Script All the Things

Now that we knew the AWS services we were going to use, we needed a quick, easy, and repeatable way to stand up and update the infrastructure. It is entirely possible to set up everything in the AWS console and with enough documentation that can be repeatable, but it is by no means quick or easy. AWS has developed CloudFormation so that an entire infrastructure can be built as code and more easily updated and maintained. For setting everything up using CloudFormation we chose to use Stacker as there are many blueprints for the types of services we needed and it would ultimately be easier to manage than a lengthy JSON file.

For deploying our Lambda functions we used Serverless as it is well documented and quickly configured. To execute our database migrations, we wrote a tiny Lambda function that we could hit to execute them for us.

With everything scripted we were able to update our infrastructure, code, and database as part of our CI process when pull requests were merged into master.

It Looked Like What?

architecture

Everything was deployed to AWS in one region with in two availability zones for high availability.

Lessons Learned

While Lambda is a powerful tool, it can be a pain for local development. While you can run your handlers and their tests locally, there aren’t great options for running the entire stack locally due to the dependence on API Gateway. If you are used to the workflow that Elixir, Ruby, or NodeJS provide with hot reloading and quick feedback cycles it can definitely slow you down.

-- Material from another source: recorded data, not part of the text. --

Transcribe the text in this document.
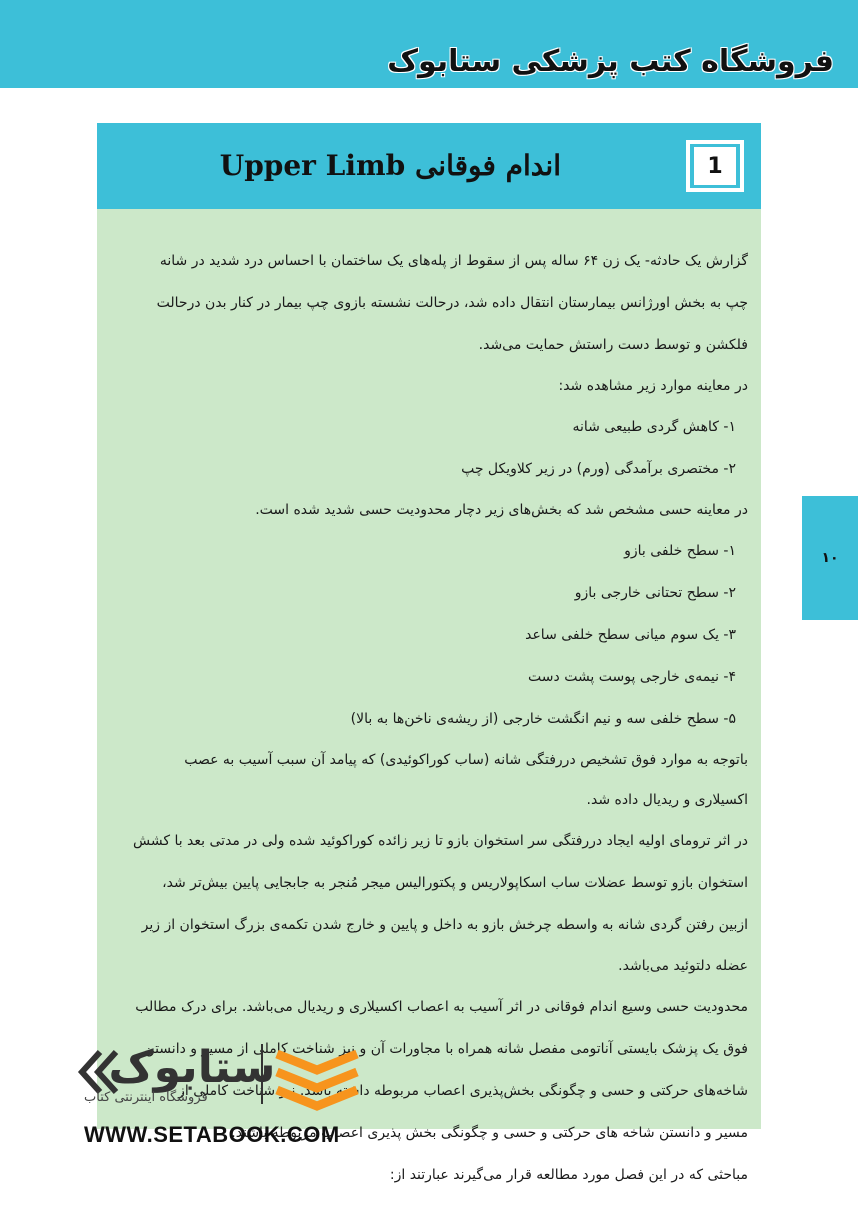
فروشگاه کتب پزشکی ستابوک
1
اندام فوقانی Upper Limb
گزارش یک حادثه- یک زن ۶۴ ساله پس از سقوط از پله‌های یک ساختمان با احساس درد شدید در شانه
چپ به بخش اورژانس بیمارستان انتقال داده شد، درحالت نشسته بازوی چپ بیمار در کنار بدن درحالت
فلکشن و توسط دست راستش حمایت می‌شد.
در معاینه موارد زیر مشاهده شد:
۱- کاهش گردی طبیعی شانه
۲- مختصری برآمدگی (ورم) در زیر کلاویکل چپ
در معاینه حسی مشخص شد که بخش‌های زیر دچار محدودیت حسی شدید شده است.
۱- سطح خلفی بازو
۲- سطح تحتانی خارجی بازو
۳- یک سوم میانی سطح خلفی ساعد
۴- نیمه‌ی خارجی پوست پشت دست
۵- سطح خلفی سه و نیم انگشت خارجی (از ریشه‌ی ناخن‌ها به بالا)
باتوجه به موارد فوق تشخیص دررفتگی شانه (ساب کوراکوئیدی) که پیامد آن سبب آسیب به عصب
اکسیلاری و ریدیال داده شد.
در اثر ترومای اولیه ایجاد دررفتگی سر استخوان بازو تا زیر زائده کوراکوئید شده ولی در مدتی بعد با کشش
استخوان بازو توسط عضلات ساب اسکاپولاریس و پکتورالیس میجر مُنجر به جابجایی پایین بیش‌تر شد،
ازبین رفتن گردی شانه به واسطه چرخش بازو به داخل و پایین و خارج شدن تکمه‌ی بزرگ استخوان از زیر
عضله دلتوئید می‌باشد.
محدودیت حسی وسیع اندام فوقانی در اثر آسیب به اعصاب اکسیلاری و ریدیال می‌باشد. برای درک مطالب
فوق یک پزشک بایستی آناتومی مفصل شانه همراه با مجاورات آن و نیز شناخت کاملی از مسیر و دانستن
شاخه‌های حرکتی و حسی و چگونگی بخش‌پذیری اعصاب مربوطه داشته باشد. نیز شناخت کاملی از
مسیر و دانستن شاخه های حرکتی و حسی و چگونگی بخش پذیری اعصاب مربوطه باشند.
مباحثی که در این فصل مورد مطالعه قرار می‌گیرند عبارتند از:
۱۰
ستابوک
فروشگاه اینترنتی کتاب
WWW.SETABOOK.COM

A side effect of this is that debugging is also difficult since you can’t set a breakpoint and step through the code one line at a time. You would think that you could get around this with verbose logging but the CloudWatch logs leave much to be desired as they are not available as quickly as you would hope and are much more difficult to read and search.

We worked around most of these limitations by having each developer deploy their own stack, which can be expensive if everyone needs their own database deployed as well.

Another important consideration is the Lambda cold starts. When a function is hit for the first time, or the first time in a long time, it will have to spin up. This can cause the first request to hang for a few seconds and cause users to think the request is failing. There are a lot of discussions online about this problem. Hitting the function periodically to keep it warm is a potential solution, but this felt messy and a bit like overkill for our use case.

Everything is Setup… Now What?

In order to retrieve data, you will need to connect through a proxy service. For our use case we used python-bitcoinrpc as the blockchain we needed data from was a fork of bitcore. The bitcore guide Run Bitcoin Standalone documents the methods you can use to request data. A simple request to get the transaction data for an address in Python would look like this:

from bitcoinrpc.authproxy import AuthServiceProxy, JSONRPCException
import json

# rpc_user and rpc_password are set in the bitcoin.conf file 
rpc = AuthServiceProxy("http://%s:%s@127.0.0.1:8332"%(rpc_user, rpc_password)) 
payload = {
  'addresses': ['INSERT ADDRESS HERE'],
  'start': STARTING BLOCK,
  'end': ENDING BLOCK,
}
deltas = rpc.getaddressdeltas(json.dumps(payload))

print(deltas)

The output would look something like the following:

[
  {
    "satoshis": 1,
    "txid": "TRANSACTION ID",
    "index": 2,
    "blockindex": 236,
    "height": 220151,
    "address": "INSERT ADDRESS HERE"
  },
  {
    "satoshis": 30000,
    "txid": "TRANSACTION ID",
    "index": 0,
    "blockindex": 165,
    "height": 228208,
    "address": "INSERT ADDRESS HERE"
  }
]

Summary

The keys to consuming blockchain data in your web and mobile apps are understanding the chain you are working with and getting the infrastructure in place. Once that is done retrieving data and performing calculations are tasks that you already perform in your everyday development.